Scouting Report Twins Outfielder Adam Walker
I posted this video of Twins prospect Adam Walker Sunday night and tweeted it out as a preview for a new series I planned on debuting today. I had intended only spending a few sentences on the power-hitting right fielder. A quick blurb, some video and then I’d move on to another prospect. Then, however, a Youtube comment criticizing my intent for publishing this video was posted, insinuating that Bullpen Banter has shown bias in our coverage of Adam Walker. I figured a full-blown scouting report was the only course of action in this instance. So I scraped the debut of “Quick Hits” for a few more days and am pleased to present this extended, unbiased look at Twins prospect Adam Walker.
I had one opportunity to see Adam Walker this season, during a August 18th game against the Kingsport Mets in Elizabethton, Tennessee, home of the Elizabethton Twins. The following day, I was in nearby Greeneville to cover a contest between the Burlington Royals and the Greeneville Astros. For a lot of prospects, one look can tell a big story, especially when that look includes a fair amount of time watching batting practice. As for Walker, I think his story is clearer than any of the other prospects I covered in that game.
For starters, Adam Walker, a behemoth in person, has unbelievable power; plus power, to be exact. With that said, for a man with great power, his batting practice session was underwhelming. For every ball hit over the fence by the young slugger, there were swings that shouldn’t have existed in a controlled setting like that. I saw a kid over-swinging much more than necessary, trying to hit the houses across the street from the ballpark. While he dropped a few BP fastballs over the fence, he also popped up a few into the cage as well. Walker’s swing is pretty easy to make out in these BP clips. Walker has a pronounced upper tilt to his swing with slightly below average bat speed. His swing can get a bit long and his upper half isn’t always in symmetry with his power base. Most of his power is generated by significant hip rotation.

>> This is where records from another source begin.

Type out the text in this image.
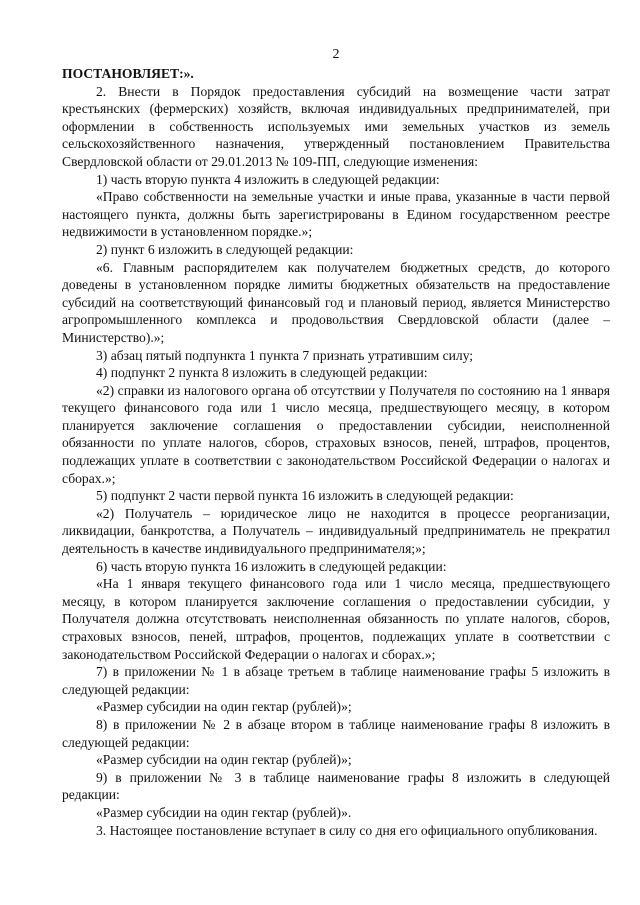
2

ПОСТАНОВЛЯЕТ:».

2. Внести в Порядок предоставления субсидий на возмещение части затрат крестьянских (фермерских) хозяйств, включая индивидуальных предпринимателей, при оформлении в собственность используемых ими земельных участков из земель сельскохозяйственного назначения, утвержденный постановлением Правительства Свердловской области от 29.01.2013 № 109-ПП, следующие изменения:

1) часть вторую пункта 4 изложить в следующей редакции:

«Право собственности на земельные участки и иные права, указанные в части первой настоящего пункта, должны быть зарегистрированы в Едином государственном реестре недвижимости в установленном порядке.»;

2) пункт 6 изложить в следующей редакции:

«6. Главным распорядителем как получателем бюджетных средств, до которого доведены в установленном порядке лимиты бюджетных обязательств на предоставление субсидий на соответствующий финансовый год и плановый период, является Министерство агропромышленного комплекса и продовольствия Свердловской области (далее – Министерство).»;

3) абзац пятый подпункта 1 пункта 7 признать утратившим силу;

4) подпункт 2 пункта 8 изложить в следующей редакции:

«2) справки из налогового органа об отсутствии у Получателя по состоянию на 1 января текущего финансового года или 1 число месяца, предшествующего месяцу, в котором планируется заключение соглашения о предоставлении субсидии, неисполненной обязанности по уплате налогов, сборов, страховых взносов, пеней, штрафов, процентов, подлежащих уплате в соответствии с законодательством Российской Федерации о налогах и сборах.»;

5) подпункт 2 части первой пункта 16 изложить в следующей редакции:

«2) Получатель – юридическое лицо не находится в процессе реорганизации, ликвидации, банкротства, а Получатель – индивидуальный предприниматель не прекратил деятельность в качестве индивидуального предпринимателя;»;

6) часть вторую пункта 16 изложить в следующей редакции:

«На 1 января текущего финансового года или 1 число месяца, предшествующего месяцу, в котором планируется заключение соглашения о предоставлении субсидии, у Получателя должна отсутствовать неисполненная обязанность по уплате налогов, сборов, страховых взносов, пеней, штрафов, процентов, подлежащих уплате в соответствии с законодательством Российской Федерации о налогах и сборах.»;

7) в приложении № 1 в абзаце третьем в таблице наименование графы 5 изложить в следующей редакции:

«Размер субсидии на один гектар (рублей)»;

8) в приложении № 2 в абзаце втором в таблице наименование графы 8 изложить в следующей редакции:

«Размер субсидии на один гектар (рублей)»;

9) в приложении № 3 в таблице наименование графы 8 изложить в следующей редакции:

«Размер субсидии на один гектар (рублей)».

3. Настоящее постановление вступает в силу со дня его официального опубликования.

In game action, Walker looked terrible against any breaking pitch thrown to him. Judging from his overall strikeout numbers, it seems like these swings are the norm for Walker. He struck out an astounding 33% of the time as professional, 76 K’s in 232 at bats. The only just-out-of-college prospect to strike out more than Walker in the Appy League was Royals prospect Fred Ford (39%). The other players that struck out that much were either teenage high school draft prospect or teenaged international prospects.
Defensively, he covered a good bit of ground for a big man in right field and showed off some good athleticism. It’s safe to say he has above average speed. His arm, on the other hand, is an issue. Watching fielding practice, Walker had trouble putting any “oomph” on the ball, which hurts his overall value as a right fielder. If Walker is able to tame his batting woes, it’s likely a position change to either left or first base would be in the cards.
Adam Walker celebrated his 21st birthday this past October. As a 20 year old college-drafted hitter in the Appy, I would have liked to see domination at the plate. An .805 OPS, ranked 18th among qualified hitters in the league, doesn’t look like domination, especially when nine of those hitters ranked ahead of him are younger prospects. Walker will likely graduate to full season A ball in 2013, setting up shop in Cedar Rapids of the Midwest League. Walker needs to dominate to remain a prospect worth following for Twins fans. The blueprint for domination includes improved plate discipline and better pitch recognition. This is easy to identify but will take significant effort for him to achieve.